In a September 2008 report from NCCP, Present, Engaged, and Accounted For, researchers Hedy Chang and Mariajosé Romero conclude that low income children with the highest rates of absenteeism in kindergarten ranked at the bottom of the their class academically in future years. Further, the report finds a link between chronic absence in students’ early years and a number of negative outcomes later in life – including truancy, delinquency, substance abuse and dropping out of high school. School absenteeism has a far-reaching impact on a child’s academic progress and future.
Images Courtesy of Nccp.org
So what are the contributing factors to chronic absenteeism?
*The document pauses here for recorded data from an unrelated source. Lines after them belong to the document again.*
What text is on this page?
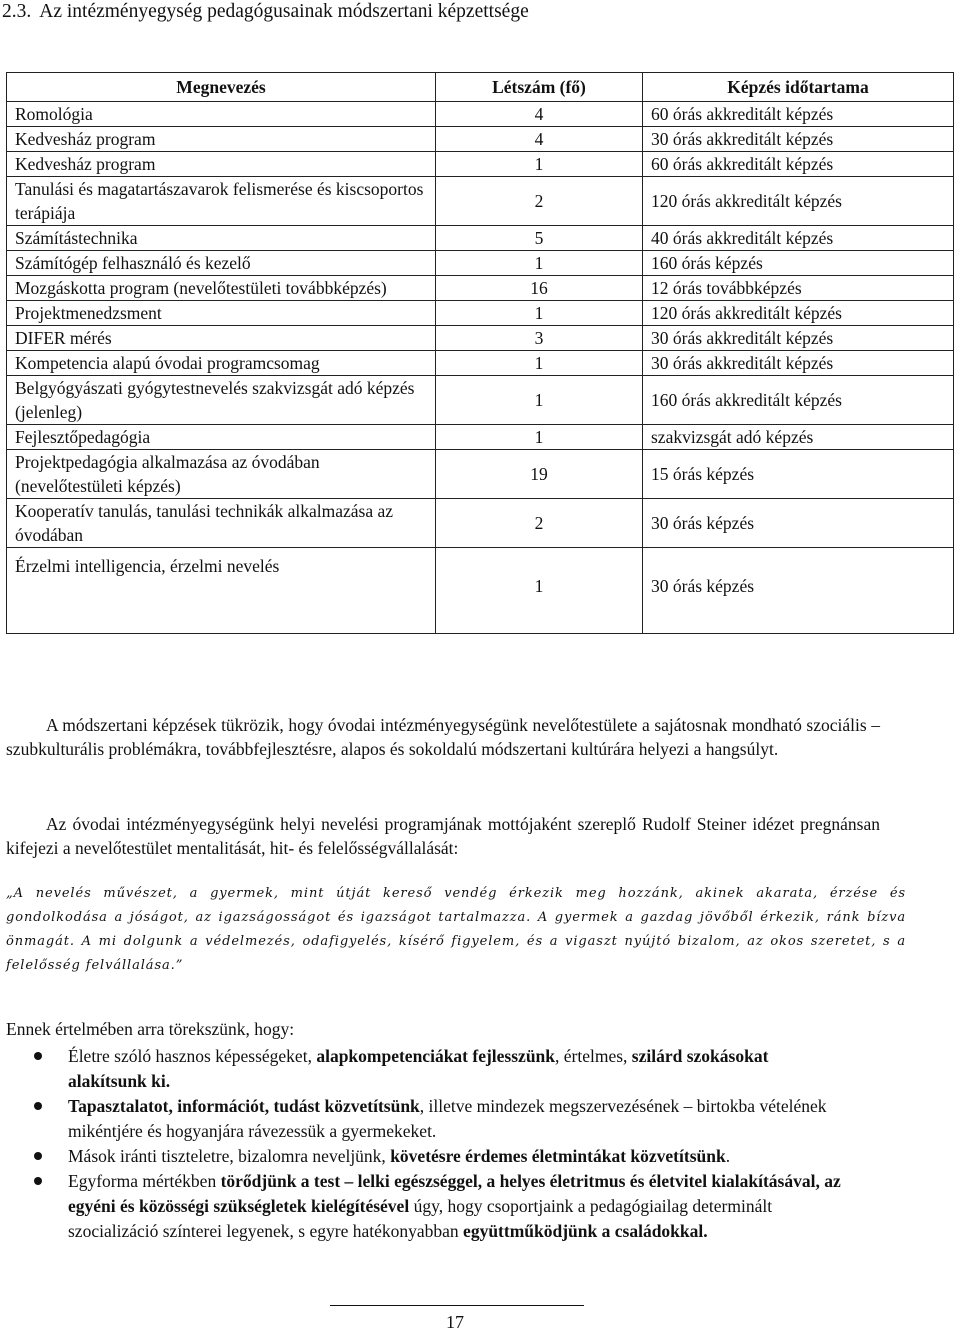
2.3. Az intézményegység pedagógusainak módszertani képzettsége
Megnevezés	Létszám (fő)	Képzés időtartama
Romológia	4	60 órás akkreditált képzés
Kedvesház program	4	30 órás akkreditált képzés
Kedvesház program	1	60 órás akkreditált képzés
Tanulási és magatartászavarok felismerése és kiscsoportos terápiája	2	120 órás akkreditált képzés
Számítástechnika	5	40 órás akkreditált képzés
Számítógép felhasználó és kezelő	1	160 órás képzés
Mozgáskotta program (nevelőtestületi továbbképzés)	16	12 órás továbbképzés
Projektmenedzsment	1	120 órás akkreditált képzés
DIFER mérés	3	30 órás akkreditált képzés
Kompetencia alapú óvodai programcsomag	1	30 órás akkreditált képzés
Belgyógyászati gyógytestnevelés szakvizsgát adó képzés (jelenleg)	1	160 órás akkreditált képzés
Fejlesztőpedagógia	1	szakvizsgát adó képzés
Projektpedagógia alkalmazása az óvodában (nevelőtestületi képzés)	19	15 órás képzés
Kooperatív tanulás, tanulási technikák alkalmazása az óvodában	2	30 órás képzés
Érzelmi intelligencia, érzelmi nevelés	1	30 órás képzés

A módszertani képzések tükrözik, hogy óvodai intézményegységünk nevelőtestülete a sajátosnak mondható szociális – szubkulturális problémákra, továbbfejlesztésre, alapos és sokoldalú módszertani kultúrára helyezi a hangsúlyt.

Az óvodai intézményegységünk helyi nevelési programjának mottójaként szereplő Rudolf Steiner idézet pregnánsan kifejezi a nevelőtestület mentalitását, hit- és felelősségvállalását:

„A nevelés művészet, a gyermek, mint útját kereső vendég érkezik meg hozzánk, akinek akarata, érzése és gondolkodása a jóságot, az igazságosságot és igazságot tartalmazza. A gyermek a gazdag jövőből érkezik, ránk bízva önmagát. A mi dolgunk a védelmezés, odafigyelés, kísérő figyelem, és a vigaszt nyújtó bizalom, az okos szeretet, s a felelősség felvállalása.”

Ennek értelmében arra törekszünk, hogy:

Életre szóló hasznos képességeket, alapkompetenciákat fejlesszünk, értelmes, szilárd szokásokat alakítsunk ki.
Tapasztalatot, információt, tudást közvetítsünk, illetve mindezek megszervezésének – birtokba vételének mikéntjére és hogyanjára rávezessük a gyermekeket.
Mások iránti tiszteletre, bizalomra neveljünk, követésre érdemes életmintákat közvetítsünk.
Egyforma mértékben törődjünk a test – lelki egészséggel, a helyes életritmus és életvitel kialakításával, az egyéni és közösségi szükségletek kielégítésével úgy, hogy csoportjaink a pedagógiailag determinált szocializáció színterei legyenek, s egyre hatékonyabban együttműködjünk a családokkal.
17
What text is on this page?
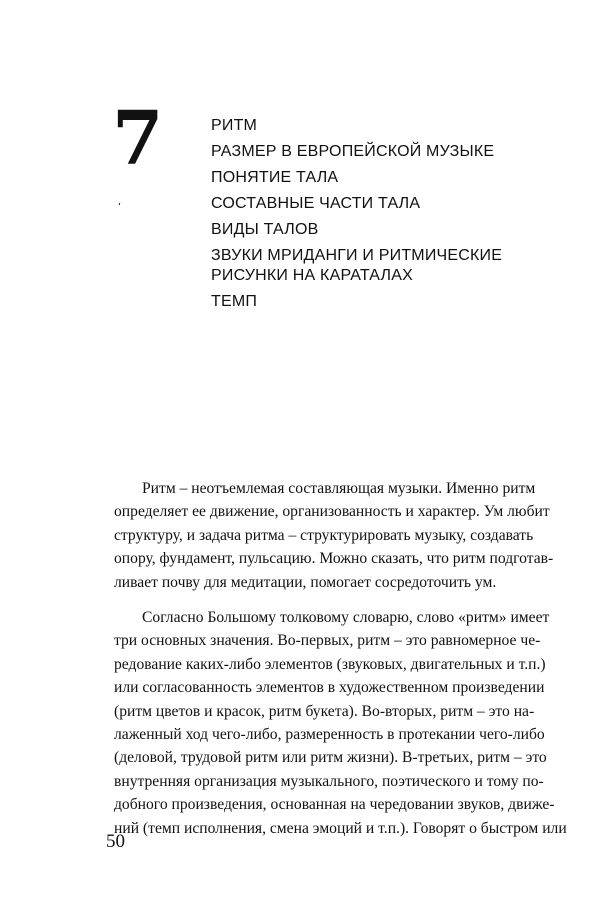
7
ʻ
РИТМ
РАЗМЕР В ЕВРОПЕЙСКОЙ МУЗЫКЕ
ПОНЯТИЕ ТАЛА
СОСТАВНЫЕ ЧАСТИ ТАЛА
ВИДЫ ТАЛОВ
ЗВУКИ МРИДАНГИ И РИТМИЧЕСКИЕ
РИСУНКИ НА КАРАТАЛАХ
ТЕМП

Ритм – неотъемлемая составляющая музыки. Именно ритм
определяет ее движение, организованность и характер. Ум любит
структуру, и задача ритма – структурировать музыку, создавать
опору, фундамент, пульсацию. Можно сказать, что ритм подготав-
ливает почву для медитации, помогает сосредоточить ум.

Согласно Большому толковому словарю, слово «ритм» имеет
три основных значения. Во-первых, ритм – это равномерное че-
редование каких-либо элементов (звуковых, двигательных и т.п.)
или согласованность элементов в художественном произведении
(ритм цветов и красок, ритм букета). Во-вторых, ритм – это на-
лаженный ход чего-либо, размеренность в протекании чего-либо
(деловой, трудовой ритм или ритм жизни). В-третьих, ритм – это
внутренняя организация музыкального, поэтического и тому по-
добного произведения, основанная на чередовании звуков, движе-
ний (темп исполнения, смена эмоций и т.п.). Говорят о быстром или

50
Asthma is one of the leading causes of school absence in the United States. Also impacting attendance are important socio-economic factors, such as low income, troubled and unstable family life, behavioral problems and cultural adaptation issues. A strong partnership between the community, families, teachers and counselors can make the difference in the lives of children by providing strategies to address the problem of chronic absenteeism.
“Chronic early absenteeism represents a pernicious and hidden problem. Young children who miss a lot of school are headed down a road of great disadvantage, especially if they fall behind their peers on the critical task of learning how to read” says Jane Quinn, Assistant Executive Director for Community Schools at The Children’s Aid Society. “Fortunately, by shining a light on this problem, schools can join forces with community partners who can help them address the root causes of chronic absenteeism in the early grades—most likely health or family problems.”
Chang and Romero urge that school districts look at the attendance patterns of individual students to assess the extent to which chronic absence is a problem in schools. The Center for New York City Affairs at The New School conducted such an analysis of NYC’s attendance data in 2007-2008 (Strengthening Schools by Strengthening Families) and found that one in five students in grades K to 5 were chronically absent. In New York’s poorest neighborhoods, the rate was as high as one in every three students. The New School report concludes that community schools – schools that organize and integrate community resources into the core instructional program – are well-positioned to not only identify students who are at risk of being chronically absent but also respond to their multi-faceted needs.
“Community schools” are lauded nationwide as a method for integrating social services, health care and other supports into the public education system. They rely on formidable partnerships between public school principals and the leadership of community-based nonprofits, such as the Children’s Aid Society in New York.